A few days ago, the above video featuring WWE Diva (as Tiffany) turned TNA Knockout Taryn Terrell started to get passed around a bit by wrestling fans (though it’s actually a month old). In the video, she talks about taking a renewed interest in her faith as a Christian, being that it was something she had neglected for a while. Today, both The Christian Post and The New York Post picked up her comments, which brought the video a lot of attention.

She’s not really specific about what specific behavior she’s talking about, whether it’s her domestic incidents with Drew Galloway or something else. She seems to have taken responsibility for whatever she feels bad about, though:

I went on the road with WWE for a while and that want to be a Christian sort of went by the wayside. I lived in sin. I was not a good person. I can say that I am ashamed of who I was in a lot of ways and the decisions that I made, and it was because I wasn’t a Christian.

A lot of times I thought, ‘How am I going to be a Christian?’ How can I be accepted by God? I have done awful things. I have not lived as a Christian. I lived as a sinner.

Terrell also explained that she didn’t actually have a good concept of how, theologically speaking, the concept of forgiveness works in Christianity:

What I didn’t understand about being saved was that I could be forgiven. I could truly be forgiven for all of the bad things that I have done. I will tell you that the moment that I truly feel and believe that I was saved—all these years of thinking, ‘Sure, I’m a Christian. I am going to Heaven. I believe that I was going there’—I was speaking with a Christian counselor in June and he asked me … ‘Are you saved?’ Again, I gave the same answer, ‘Yeah, sure. I believe in God, I believe in Heaven.’

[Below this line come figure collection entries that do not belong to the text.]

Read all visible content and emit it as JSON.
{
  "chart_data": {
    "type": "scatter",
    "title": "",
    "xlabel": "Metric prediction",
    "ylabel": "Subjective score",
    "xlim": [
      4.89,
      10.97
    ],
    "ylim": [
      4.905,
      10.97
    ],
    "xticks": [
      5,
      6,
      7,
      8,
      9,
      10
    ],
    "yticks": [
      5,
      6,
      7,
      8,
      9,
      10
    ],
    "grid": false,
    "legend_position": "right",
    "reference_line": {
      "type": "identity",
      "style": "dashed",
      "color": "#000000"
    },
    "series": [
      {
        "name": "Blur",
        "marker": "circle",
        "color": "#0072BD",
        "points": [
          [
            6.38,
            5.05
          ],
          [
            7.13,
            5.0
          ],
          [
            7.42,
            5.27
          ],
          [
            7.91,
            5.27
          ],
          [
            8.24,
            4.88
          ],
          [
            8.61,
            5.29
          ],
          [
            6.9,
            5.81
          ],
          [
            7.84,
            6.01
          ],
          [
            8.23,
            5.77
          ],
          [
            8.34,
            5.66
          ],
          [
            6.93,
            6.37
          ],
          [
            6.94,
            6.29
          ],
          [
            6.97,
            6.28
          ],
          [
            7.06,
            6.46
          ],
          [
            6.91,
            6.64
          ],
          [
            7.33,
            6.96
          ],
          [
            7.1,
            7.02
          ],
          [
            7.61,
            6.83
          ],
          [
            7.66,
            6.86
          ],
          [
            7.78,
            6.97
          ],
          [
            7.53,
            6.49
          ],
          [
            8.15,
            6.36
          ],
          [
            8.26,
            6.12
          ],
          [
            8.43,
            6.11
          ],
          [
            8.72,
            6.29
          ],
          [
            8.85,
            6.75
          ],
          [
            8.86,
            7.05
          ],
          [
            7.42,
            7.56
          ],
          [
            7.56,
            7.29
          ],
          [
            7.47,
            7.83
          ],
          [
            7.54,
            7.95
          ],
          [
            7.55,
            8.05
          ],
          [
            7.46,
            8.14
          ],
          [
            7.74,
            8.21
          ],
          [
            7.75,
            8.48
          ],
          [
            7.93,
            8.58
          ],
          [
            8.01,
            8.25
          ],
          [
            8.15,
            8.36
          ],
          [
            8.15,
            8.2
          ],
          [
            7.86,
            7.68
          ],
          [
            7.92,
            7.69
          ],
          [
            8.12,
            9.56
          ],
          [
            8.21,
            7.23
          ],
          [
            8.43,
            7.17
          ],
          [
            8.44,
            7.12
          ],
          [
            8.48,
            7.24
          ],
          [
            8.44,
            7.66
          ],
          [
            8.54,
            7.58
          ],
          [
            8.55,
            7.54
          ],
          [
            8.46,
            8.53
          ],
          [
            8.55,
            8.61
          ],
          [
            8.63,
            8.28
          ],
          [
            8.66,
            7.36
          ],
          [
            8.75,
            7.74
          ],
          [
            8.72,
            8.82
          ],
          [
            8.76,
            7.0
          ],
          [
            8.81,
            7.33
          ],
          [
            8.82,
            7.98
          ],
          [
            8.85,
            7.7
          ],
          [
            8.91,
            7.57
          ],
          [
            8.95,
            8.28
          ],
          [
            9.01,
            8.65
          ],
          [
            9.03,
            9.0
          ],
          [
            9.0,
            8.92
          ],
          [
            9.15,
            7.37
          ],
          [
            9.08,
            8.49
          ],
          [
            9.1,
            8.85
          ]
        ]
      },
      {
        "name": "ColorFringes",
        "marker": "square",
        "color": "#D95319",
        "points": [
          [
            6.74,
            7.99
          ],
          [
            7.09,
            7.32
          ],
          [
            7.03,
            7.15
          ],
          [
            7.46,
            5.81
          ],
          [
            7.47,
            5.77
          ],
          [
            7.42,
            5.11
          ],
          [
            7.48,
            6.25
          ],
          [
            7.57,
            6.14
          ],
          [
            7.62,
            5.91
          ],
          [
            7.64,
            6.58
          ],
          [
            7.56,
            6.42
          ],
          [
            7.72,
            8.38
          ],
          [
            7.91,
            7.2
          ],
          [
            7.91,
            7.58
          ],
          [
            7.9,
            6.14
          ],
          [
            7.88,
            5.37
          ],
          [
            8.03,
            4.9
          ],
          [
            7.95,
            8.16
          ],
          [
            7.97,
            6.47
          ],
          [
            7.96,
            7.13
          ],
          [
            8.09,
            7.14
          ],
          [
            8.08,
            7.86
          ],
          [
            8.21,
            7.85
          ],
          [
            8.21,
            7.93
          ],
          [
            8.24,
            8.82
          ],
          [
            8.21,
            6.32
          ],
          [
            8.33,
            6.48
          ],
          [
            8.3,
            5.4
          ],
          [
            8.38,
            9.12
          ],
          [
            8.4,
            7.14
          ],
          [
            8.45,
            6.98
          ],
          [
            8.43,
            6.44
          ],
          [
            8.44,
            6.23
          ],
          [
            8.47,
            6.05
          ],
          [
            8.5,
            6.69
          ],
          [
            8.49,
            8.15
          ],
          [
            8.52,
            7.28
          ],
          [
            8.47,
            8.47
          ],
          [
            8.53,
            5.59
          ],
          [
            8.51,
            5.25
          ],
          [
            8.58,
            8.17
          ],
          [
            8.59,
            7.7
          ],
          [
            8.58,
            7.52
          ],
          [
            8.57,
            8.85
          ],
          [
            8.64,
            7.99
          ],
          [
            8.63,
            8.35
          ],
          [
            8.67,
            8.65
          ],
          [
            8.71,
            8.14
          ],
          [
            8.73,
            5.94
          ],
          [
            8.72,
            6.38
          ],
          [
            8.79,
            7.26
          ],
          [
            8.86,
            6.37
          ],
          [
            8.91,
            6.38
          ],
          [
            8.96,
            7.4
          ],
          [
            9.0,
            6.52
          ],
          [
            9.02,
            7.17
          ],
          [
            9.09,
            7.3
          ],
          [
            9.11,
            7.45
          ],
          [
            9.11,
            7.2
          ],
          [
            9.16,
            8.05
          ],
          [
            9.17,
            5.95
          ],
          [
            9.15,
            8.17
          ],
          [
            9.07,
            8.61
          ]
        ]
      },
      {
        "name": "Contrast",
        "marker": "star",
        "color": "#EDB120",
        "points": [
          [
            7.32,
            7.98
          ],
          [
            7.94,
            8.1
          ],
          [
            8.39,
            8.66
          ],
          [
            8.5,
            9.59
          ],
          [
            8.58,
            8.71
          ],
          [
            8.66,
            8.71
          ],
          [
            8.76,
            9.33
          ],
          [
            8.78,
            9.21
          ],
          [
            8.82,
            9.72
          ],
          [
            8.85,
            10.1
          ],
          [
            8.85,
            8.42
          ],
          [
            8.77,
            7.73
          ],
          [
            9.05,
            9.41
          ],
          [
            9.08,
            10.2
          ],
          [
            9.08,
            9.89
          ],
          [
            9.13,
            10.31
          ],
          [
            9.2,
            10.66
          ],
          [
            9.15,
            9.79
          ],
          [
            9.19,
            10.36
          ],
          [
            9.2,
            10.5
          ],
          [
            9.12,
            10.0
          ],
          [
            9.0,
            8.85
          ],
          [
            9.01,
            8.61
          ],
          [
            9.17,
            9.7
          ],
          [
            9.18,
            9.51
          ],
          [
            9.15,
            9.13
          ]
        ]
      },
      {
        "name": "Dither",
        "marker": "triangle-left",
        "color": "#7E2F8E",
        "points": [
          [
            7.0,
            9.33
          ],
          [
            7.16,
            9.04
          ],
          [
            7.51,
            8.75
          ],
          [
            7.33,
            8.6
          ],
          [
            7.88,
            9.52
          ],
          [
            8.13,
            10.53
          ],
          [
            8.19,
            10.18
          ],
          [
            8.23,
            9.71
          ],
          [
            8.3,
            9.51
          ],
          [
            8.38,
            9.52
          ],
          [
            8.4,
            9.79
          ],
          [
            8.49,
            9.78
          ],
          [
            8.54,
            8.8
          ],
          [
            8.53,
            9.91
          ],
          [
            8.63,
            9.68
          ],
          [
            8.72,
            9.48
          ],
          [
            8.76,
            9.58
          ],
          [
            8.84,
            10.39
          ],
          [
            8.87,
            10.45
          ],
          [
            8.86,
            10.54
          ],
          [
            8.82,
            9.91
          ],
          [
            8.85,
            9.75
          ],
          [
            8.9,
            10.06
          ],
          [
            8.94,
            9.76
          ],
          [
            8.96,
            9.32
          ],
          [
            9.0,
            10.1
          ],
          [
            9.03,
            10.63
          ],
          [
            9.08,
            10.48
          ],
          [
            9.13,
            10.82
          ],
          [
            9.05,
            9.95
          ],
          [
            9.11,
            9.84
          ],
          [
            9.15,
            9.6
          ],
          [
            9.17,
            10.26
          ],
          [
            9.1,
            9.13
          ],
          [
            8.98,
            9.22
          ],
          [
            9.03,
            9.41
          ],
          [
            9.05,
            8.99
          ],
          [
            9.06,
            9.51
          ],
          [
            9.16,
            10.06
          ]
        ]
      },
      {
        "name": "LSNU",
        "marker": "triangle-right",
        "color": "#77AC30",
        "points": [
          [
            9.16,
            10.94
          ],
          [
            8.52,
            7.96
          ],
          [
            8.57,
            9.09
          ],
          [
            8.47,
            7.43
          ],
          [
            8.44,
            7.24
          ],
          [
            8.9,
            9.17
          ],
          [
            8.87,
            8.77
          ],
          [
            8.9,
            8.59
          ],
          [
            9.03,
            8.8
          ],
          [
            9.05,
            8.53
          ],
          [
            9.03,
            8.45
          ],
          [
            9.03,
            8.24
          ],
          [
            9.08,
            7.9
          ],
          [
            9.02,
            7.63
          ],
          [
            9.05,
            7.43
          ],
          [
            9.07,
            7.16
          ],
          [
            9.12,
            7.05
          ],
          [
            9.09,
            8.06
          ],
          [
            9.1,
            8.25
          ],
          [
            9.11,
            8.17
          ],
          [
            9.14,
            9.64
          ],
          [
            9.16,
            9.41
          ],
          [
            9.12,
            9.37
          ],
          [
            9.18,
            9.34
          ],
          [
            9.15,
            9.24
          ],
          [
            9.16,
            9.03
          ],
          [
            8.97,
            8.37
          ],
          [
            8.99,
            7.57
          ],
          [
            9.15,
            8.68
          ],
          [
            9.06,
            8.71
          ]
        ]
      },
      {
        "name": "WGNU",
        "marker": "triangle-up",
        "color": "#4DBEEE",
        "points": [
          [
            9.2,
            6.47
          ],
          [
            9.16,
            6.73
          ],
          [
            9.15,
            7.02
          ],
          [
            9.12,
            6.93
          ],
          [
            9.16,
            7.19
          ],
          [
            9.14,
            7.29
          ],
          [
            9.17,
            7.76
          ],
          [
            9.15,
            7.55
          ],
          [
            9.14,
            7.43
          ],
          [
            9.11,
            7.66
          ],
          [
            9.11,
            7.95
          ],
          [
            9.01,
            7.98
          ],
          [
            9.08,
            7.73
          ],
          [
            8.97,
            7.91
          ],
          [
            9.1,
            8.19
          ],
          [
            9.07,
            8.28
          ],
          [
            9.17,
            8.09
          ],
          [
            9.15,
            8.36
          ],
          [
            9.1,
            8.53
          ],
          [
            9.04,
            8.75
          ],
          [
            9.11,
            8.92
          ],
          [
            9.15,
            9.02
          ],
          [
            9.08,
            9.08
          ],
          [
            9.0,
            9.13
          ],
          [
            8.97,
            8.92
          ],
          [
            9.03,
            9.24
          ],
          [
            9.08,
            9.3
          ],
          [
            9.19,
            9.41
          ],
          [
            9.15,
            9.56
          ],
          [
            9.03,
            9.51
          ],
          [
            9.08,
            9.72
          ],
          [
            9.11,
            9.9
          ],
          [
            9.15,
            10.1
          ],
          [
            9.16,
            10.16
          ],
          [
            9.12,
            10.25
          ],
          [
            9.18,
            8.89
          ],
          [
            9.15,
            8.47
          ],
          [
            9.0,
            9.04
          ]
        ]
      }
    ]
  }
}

It was then that he said, ‘Well, that’s great, but being a Christian means that you believe in Jesus. You believe that He died on the cross, that He died for our sins, that He was resurrected, that He is going to come again. That is your ticket to Heaven. That is your ticket to the Kingdom.’ It registered. It was something that I don’t know if I had heard before, or if I had heard it before, I didn’t truly hear it.